When John Huston first read B.Traven's novel in 1935, he reckoned that the role of Fred C. Dobbs was perfect for his actor father, Walter. However, he was then still only a screenwriter and 12 years were to pass before he finally persuaded Warner Bros. to let him adapt the most sobering study of malevolent avarice of since Erich von Stroheim's Greed.
However, Huston now felt that Dobbs was perfect for Humphrey Bogart, with whom he had made Across the Pacific and Key Largo since their first collaboration on the prototype noir, The Maltese Falcon. Huston, Sr. was reluctant to play an old timer, as he still saw himself as something of a matinee idol. But he was selfless enough to help boost his son's career and was rewarded for the brave decision to perform without his false teeth with a Best Supporting Oscar. Indeed, John Huston's double for his direction and screenplay, meant that this was the only occasion on which a father and a son landed Academy Awards in the same year.
Jack Warner, however, was less than enthralled by the picture.

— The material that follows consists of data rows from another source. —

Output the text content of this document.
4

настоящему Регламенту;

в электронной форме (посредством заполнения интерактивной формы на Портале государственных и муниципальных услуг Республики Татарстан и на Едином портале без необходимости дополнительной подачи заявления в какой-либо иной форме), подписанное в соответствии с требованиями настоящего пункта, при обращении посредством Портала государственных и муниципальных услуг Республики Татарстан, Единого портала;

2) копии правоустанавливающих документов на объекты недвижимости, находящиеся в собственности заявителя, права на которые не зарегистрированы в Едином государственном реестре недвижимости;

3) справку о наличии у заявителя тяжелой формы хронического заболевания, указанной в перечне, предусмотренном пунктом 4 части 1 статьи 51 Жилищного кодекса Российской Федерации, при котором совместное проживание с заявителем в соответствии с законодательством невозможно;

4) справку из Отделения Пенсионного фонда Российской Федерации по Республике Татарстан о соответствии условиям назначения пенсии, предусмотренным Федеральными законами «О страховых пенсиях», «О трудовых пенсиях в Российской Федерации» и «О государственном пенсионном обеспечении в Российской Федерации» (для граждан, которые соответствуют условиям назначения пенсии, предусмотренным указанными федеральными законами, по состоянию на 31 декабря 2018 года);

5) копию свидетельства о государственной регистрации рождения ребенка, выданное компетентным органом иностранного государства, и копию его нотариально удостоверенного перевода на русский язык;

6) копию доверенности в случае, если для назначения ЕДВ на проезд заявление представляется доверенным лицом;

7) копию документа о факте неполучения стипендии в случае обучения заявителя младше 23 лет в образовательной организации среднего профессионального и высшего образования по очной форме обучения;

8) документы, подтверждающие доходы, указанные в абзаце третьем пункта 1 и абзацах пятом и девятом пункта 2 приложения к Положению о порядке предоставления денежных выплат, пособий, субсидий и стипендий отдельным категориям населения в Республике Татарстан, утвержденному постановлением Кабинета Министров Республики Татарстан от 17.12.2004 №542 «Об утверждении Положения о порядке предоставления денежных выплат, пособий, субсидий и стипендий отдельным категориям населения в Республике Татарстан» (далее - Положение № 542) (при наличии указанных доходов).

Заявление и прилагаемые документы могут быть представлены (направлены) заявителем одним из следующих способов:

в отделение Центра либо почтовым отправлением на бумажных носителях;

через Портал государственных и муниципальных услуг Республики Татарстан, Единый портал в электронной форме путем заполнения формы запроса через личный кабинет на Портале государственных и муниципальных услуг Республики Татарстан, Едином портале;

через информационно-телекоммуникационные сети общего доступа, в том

He never understood why it couldn't have been made at the studio's Calabasos ranch and deeply resented the $3 million budget that Huston racked up on in the Mexican outpost of Jungapeo (making this the first Hollywood feature to be filmed exclusively on location since the war). Warner also disliked the idea of Bogart turning bad and dying for his sins, a view shared by an American public that had become accustomed to seeing him playing cynical romantics.

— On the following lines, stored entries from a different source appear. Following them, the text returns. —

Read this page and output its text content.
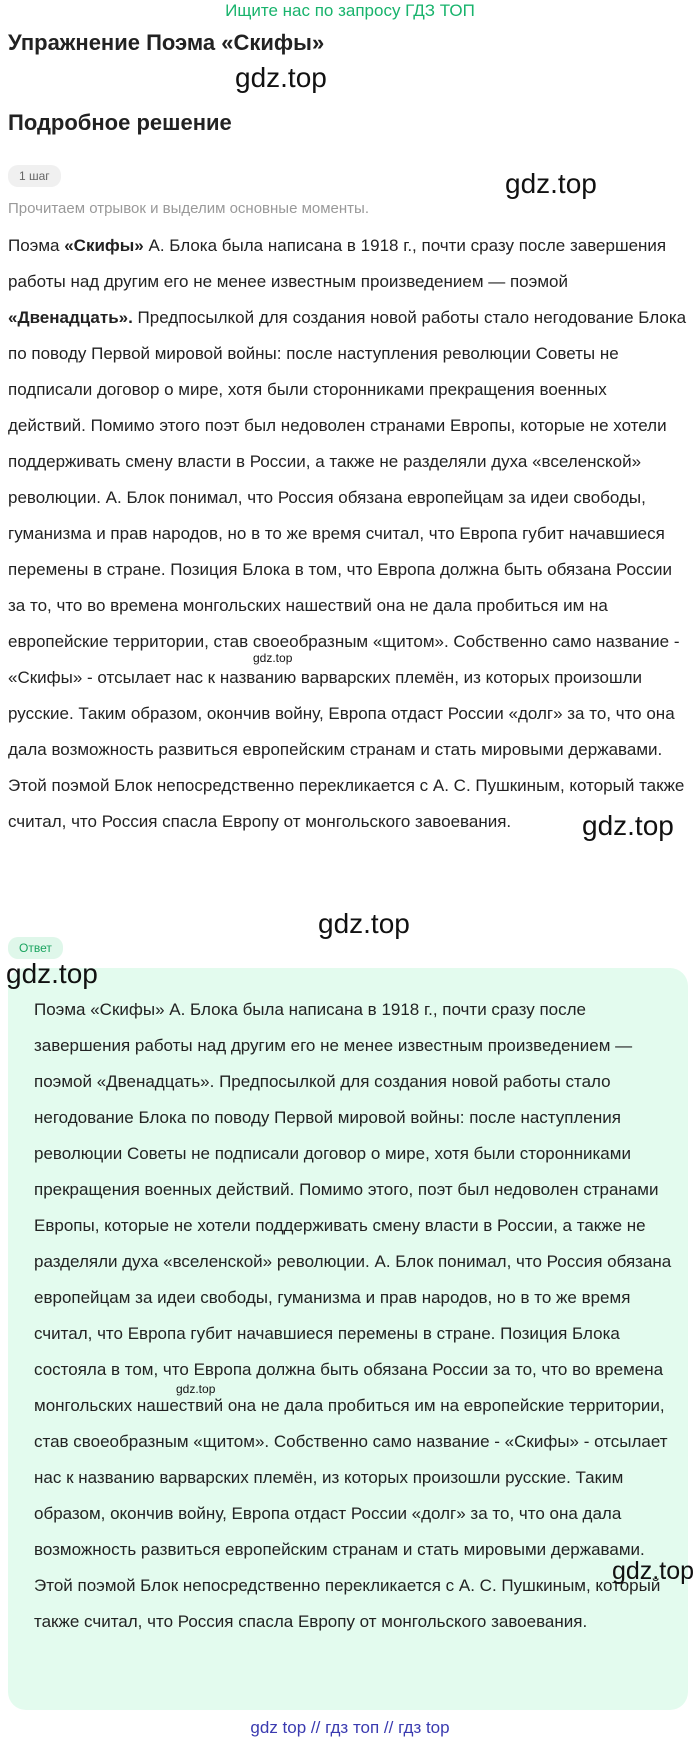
Ищите нас по запросу ГДЗ ТОП
Упражнение Поэма «Скифы»
gdz.top
Подробное решение
1 шаг	gdz.top
Прочитаем отрывок и выделим основные моменты.
Поэма «Скифы» А. Блока была написана в 1918 г., почти сразу после завершения работы над другим его не менее известным произведением — поэмой «Двенадцать». Предпосылкой для создания новой работы стало негодование Блока по поводу Первой мировой войны: после наступления революции Советы не подписали договор о мире, хотя были сторонниками прекращения военных действий. Помимо этого поэт был недоволен странами Европы, которые не хотели поддерживать смену власти в России, а также не разделяли духа «вселенской» революции. А. Блок понимал, что Россия обязана европейцам за идеи свободы, гуманизма и прав народов, но в то же время считал, что Европа губит начавшиеся перемены в стране. Позиция Блока в том, что Европа должна быть обязана России за то, что во времена монгольских нашествий она не дала пробиться им на европейские территории, став своеобразным «щитом». Собственно само название - «Скифы» - отсылает нас к названию варварских племён, из которых произошли русские. Таким образом, окончив войну, Европа отдаст России «долг» за то, что она дала возможность развиться европейским странам и стать мировыми державами. Этой поэмой Блок непосредственно перекликается с А. С. Пушкиным, который также считал, что Россия спасла Европу от монгольского завоевания.
gdz.top
gdz.top
gdz.top
Ответ
Поэма «Скифы» А. Блока была написана в 1918 г., почти сразу после завершения работы над другим его не менее известным произведением — поэмой «Двенадцать». Предпосылкой для создания новой работы стало негодование Блока по поводу Первой мировой войны: после наступления революции Советы не подписали договор о мире, хотя были сторонниками прекращения военных действий. Помимо этого, поэт был недоволен странами Европы, которые не хотели поддерживать смену власти в России, а также не разделяли духа «вселенской» революции. А. Блок понимал, что Россия обязана европейцам за идеи свободы, гуманизма и прав народов, но в то же время считал, что Европа губит начавшиеся перемены в стране. Позиция Блока состояла в том, что Европа должна быть обязана России за то, что во времена монгольских нашествий она не дала пробиться им на европейские территории, став своеобразным «щитом». Собственно само название - «Скифы» - отсылает нас к названию варварских племён, из которых произошли русские. Таким образом, окончив войну, Европа отдаст России «долг» за то, что она дала возможность развиться европейским странам и стать мировыми державами. Этой поэмой Блок непосредственно перекликается с А. С. Пушкиным, который также считал, что Россия спасла Европу от монгольского завоевания.
gdz.top
gdz.top
gdz.top
gdz top // гдз топ // гдз top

But Bogart delivers one of his most effective performances here and his failure to live up to his boast that wealth could never corrupt him is far more credible than his more-vaunted display as Captain Queeg in The Caine Mutiny. Walter Huston is also outstanding. But Huston, Jr. perhaps deserves most credit for coaxing such gritty turns out of those essentially B stalwarts, Tim Holt, Bruce Bennett, Barton MacLane and Alfonso Bedoya, whom he plucked from a crowd to make his screen debut.